Zakhar Prilepin, a popular conservative writer, said in a post on his Telegram channel that Mr. Dugin and his daughter were at a nationalist festival on Saturday but had left in different cars. Russian state media described the festival as a relatively low-security event. The state-run news agency Tass cited an unnamed law-enforcement source as saying that there were no security checks at the entrance to the parking lot where the car driven by Ms. Dugina had been parked.

Moscow News Agency, via Reuters

The incident came as the Kremlin faces intensifying questions over its war effort in Ukraine and why it is not doing more to prevent attacks deep behind the front lines. Prominent supporters of the war — already angry over recent Ukrainian sabotage attacks in Crimea — quickly took to social media with claims that Ukraine was behind Ms. Dugina’s death.

“Ukraine certainly had nothing to do with yesterday’s explosion,” Mykhailo Podolyak, an adviser to Ukraine’s president, said in televised comments on Sunday morning. “We are not a criminal state like the Russian Federation, much less a terrorist one.”

Denis Pushilin, the head of Russia-backed separatists in the Donetsk region of eastern Ukraine, wrote on the Telegram social network that the “terrorists of the Ukrainian regime” were behind the car bombing.

The Russian Foreign Ministry’s spokeswoman, Maria V. Zakharova, stopped short of accusing Ukraine. But she wrote on Telegram that if Ukraine was indeed responsible, “then we have to be talking about a policy of state terrorism being realized by the Kyiv regime.”

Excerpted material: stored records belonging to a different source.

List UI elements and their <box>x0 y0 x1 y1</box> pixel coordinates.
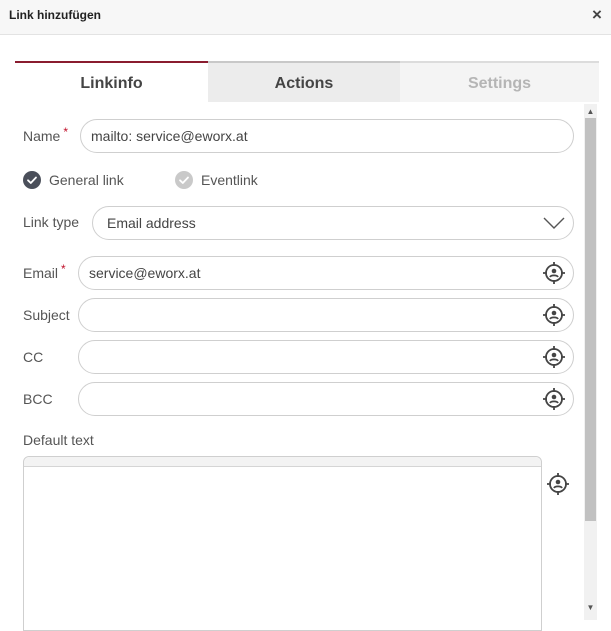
crosshair-person-icon[interactable] <box>542 303 566 327</box>
default-text-editor[interactable] <box>23 456 542 631</box>
link-type-select[interactable]: Email address <box>92 206 574 240</box>
close-icon[interactable]: × <box>589 6 605 24</box>
link-type-value: Email address <box>107 215 196 231</box>
bcc-label: BCC <box>23 391 53 407</box>
general-link-radio[interactable]: General link <box>23 171 124 189</box>
crosshair-person-icon[interactable] <box>542 345 566 369</box>
scrollbar-thumb[interactable] <box>585 118 596 521</box>
default-text-label: Default text <box>23 432 94 448</box>
email-input[interactable]: service@eworx.at <box>78 256 574 290</box>
tab-settings[interactable]: Settings <box>400 61 599 102</box>
tab-actions[interactable]: Actions <box>208 61 400 102</box>
email-label: Email * <box>23 262 66 281</box>
eventlink-radio[interactable]: Eventlink <box>175 171 258 189</box>
cc-label: CC <box>23 349 44 365</box>
name-label: Name * <box>23 125 69 144</box>
crosshair-person-icon[interactable] <box>542 261 566 285</box>
crosshair-person-icon[interactable] <box>542 387 566 411</box>
link-type-label: Link type <box>23 214 80 230</box>
subject-label: Subject <box>23 307 70 323</box>
email-label-text: Email <box>23 265 59 281</box>
editor-toolbar <box>24 457 541 467</box>
dialog-title: Link hinzufügen <box>9 8 101 22</box>
tab-bar: Linkinfo Actions Settings <box>15 61 599 102</box>
eventlink-label: Eventlink <box>201 172 258 188</box>
name-label-text: Name <box>23 128 61 144</box>
tab-linkinfo[interactable]: Linkinfo <box>15 61 208 102</box>
scroll-up-icon[interactable]: ▲ <box>585 107 596 117</box>
email-value: service@eworx.at <box>89 265 201 281</box>
name-input[interactable]: mailto: service@eworx.at <box>80 119 574 153</box>
crosshair-person-icon[interactable] <box>546 472 570 496</box>
dialog-titlebar: Link hinzufügen × <box>0 0 611 35</box>
required-marker: * <box>61 262 66 276</box>
bcc-input[interactable] <box>78 382 574 416</box>
subject-input[interactable] <box>78 298 574 332</box>
check-circle-icon <box>175 171 193 189</box>
check-circle-icon <box>23 171 41 189</box>
required-marker: * <box>63 125 69 139</box>
cc-input[interactable] <box>78 340 574 374</box>
scroll-down-icon[interactable]: ▼ <box>585 603 596 613</box>
chevron-down-icon <box>543 217 565 229</box>
general-link-label: General link <box>49 172 124 188</box>
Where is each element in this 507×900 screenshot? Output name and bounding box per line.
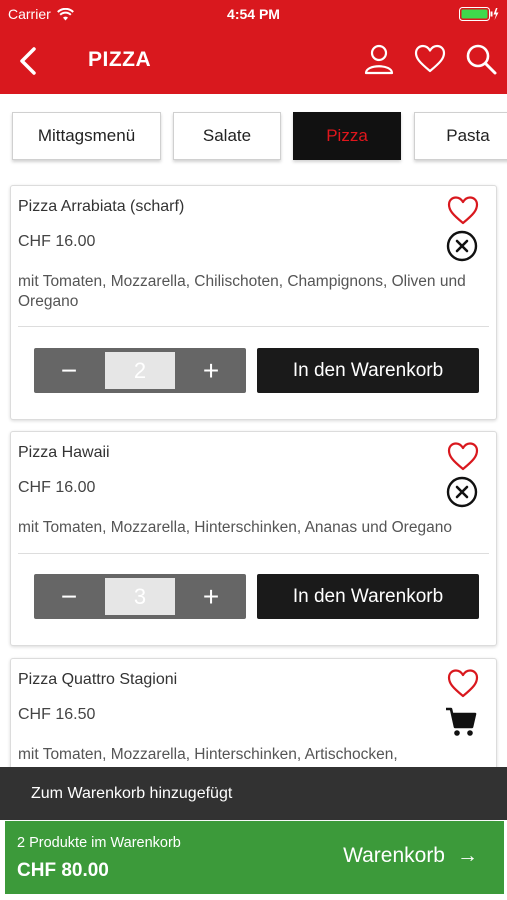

“We are waiting for the results of the investigation,” she wrote.

While it remained unclear how or if Mr. Putin would respond to Ms. Dugina’s death, the calls for vengeance underscored how the Ukrainian invasion’s most fervent supporters could still become inconvenient allies for the Kremlin — especially if the Russian leader seeks to avoid an escalation of the war.

“For the Kremlin, any ideologized people can be both useful and dangerous,” said Marat Guelman, a Russian political expert now based in Montenegro who advised the Kremlin in the early years of Mr. Putin’s rule. “Right now, they are useful. But soon they will become dangerous.”